If she’s willing to kill millions on Earth to protect her mission, how will she react should her underlings threaten her grand plan? 

~oOo~

There is a world outside the US in this novel; other nations would be able to duplicate the Atalanta. They’ve just not opted to do so at this time, perhaps because while it’s life-bearing, Cavendish so far only supports microfauna. This is not entirely surprising because as the text notes, Epsilon Eridani, the star Cavendish orbits, is a billion years old. Or less. Settling Cavendish is a task likely to involve quite a lot of back-breaking work, and if that were the sort of thing humans did, they’d be doing it to keep Earth livable2.

I spent a considerable portion of this book getting increasingly annoyed by the appearance of tropes that annoy the hell out of me: 

  • greenhouse doom worse than the End Permian; 
  • corrupt, irredeemable humans (who for some reason should be spread to other worlds); 
  • the notion that it makes more sense to colonize a hostile alien world than to work with the Doomed Earth (which no matter how damaged is still likely to be friendlier than a planet that doesn’t even have soil as we understand it);
  • that shipping people there could be doable on any scale that mattered; 
  • that old favourite, that sometimes for the greater good you just have to toss people out airlocks. 

As it turns out, Lam isn’t on board with any of those tropes.
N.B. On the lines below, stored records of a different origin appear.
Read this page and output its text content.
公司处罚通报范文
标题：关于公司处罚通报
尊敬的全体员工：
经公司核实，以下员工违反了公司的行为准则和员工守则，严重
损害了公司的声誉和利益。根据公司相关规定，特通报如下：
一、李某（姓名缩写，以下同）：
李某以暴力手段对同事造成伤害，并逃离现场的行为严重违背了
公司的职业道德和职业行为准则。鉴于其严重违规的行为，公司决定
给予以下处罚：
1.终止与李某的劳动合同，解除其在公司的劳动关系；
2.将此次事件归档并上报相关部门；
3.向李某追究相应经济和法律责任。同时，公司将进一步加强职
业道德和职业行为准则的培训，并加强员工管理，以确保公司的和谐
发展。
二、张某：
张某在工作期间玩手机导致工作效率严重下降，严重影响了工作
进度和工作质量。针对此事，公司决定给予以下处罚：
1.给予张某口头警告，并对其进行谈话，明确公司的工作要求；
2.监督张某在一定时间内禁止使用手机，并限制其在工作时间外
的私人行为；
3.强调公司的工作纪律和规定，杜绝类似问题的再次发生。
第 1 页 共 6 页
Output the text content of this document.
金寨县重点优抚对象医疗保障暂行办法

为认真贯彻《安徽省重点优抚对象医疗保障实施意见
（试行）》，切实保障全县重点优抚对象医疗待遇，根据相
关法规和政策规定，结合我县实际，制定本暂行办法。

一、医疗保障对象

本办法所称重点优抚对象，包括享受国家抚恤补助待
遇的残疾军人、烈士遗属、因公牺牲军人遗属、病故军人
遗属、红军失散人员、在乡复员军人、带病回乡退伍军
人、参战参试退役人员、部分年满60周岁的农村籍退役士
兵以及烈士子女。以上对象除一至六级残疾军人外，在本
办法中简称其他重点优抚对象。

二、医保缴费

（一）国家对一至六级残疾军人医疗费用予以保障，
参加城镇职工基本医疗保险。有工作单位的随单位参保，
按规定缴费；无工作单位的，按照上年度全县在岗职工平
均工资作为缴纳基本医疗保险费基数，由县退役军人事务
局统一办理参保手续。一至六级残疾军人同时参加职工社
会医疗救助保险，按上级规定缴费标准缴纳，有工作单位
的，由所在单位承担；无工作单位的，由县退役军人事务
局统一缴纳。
They’re introduced to be critiqued as the plot develops. It turns out, for example, that megalomaniac oligarchs with a Pure and Perfect Vision of How Things Have to Be aren’t necessarily the best people to follow, also that the ends justify the means” may not work as advertised. Being keen on the airlock version of the trolley problem shows, not resolve, but profound character flaws. It’s almost as though being resigned to (or eager for) the deaths in numbers ranging from handfuls to hundreds of millions for the greater good is bad.

In short, Lam managed to surprise me. 

Summary: plot was fine. The prose was competent. The characters were a bit thin but functional. I enjoyed the book enough that I’m looking forward reading Lam’s upcoming space opera. 

Goldilocks is available here (Amazon US), here (Amazon Canada), here (Amazon UK), here (Book Depository), and here (Chapters-Indigo).


  1. The FTL system requires calibrated warp rings at both ends. The far ring is emplaced by a very small, very fast sublight probe. This does mean that human expansion is limited by the speed of the sublight probes. 
  2. The other nations of the world may also have done a simple calculation: if there’s one Earth-like habitable world within ten light years, geometry and the principle of mediocrity suggest that there could be thousand such worlds within one hundred light years. What are the odds that the nicest such world is also the closest one? Let the Americans spend lives and money claiming an armpit world for their own; we will apply the lessons learned to better worlds.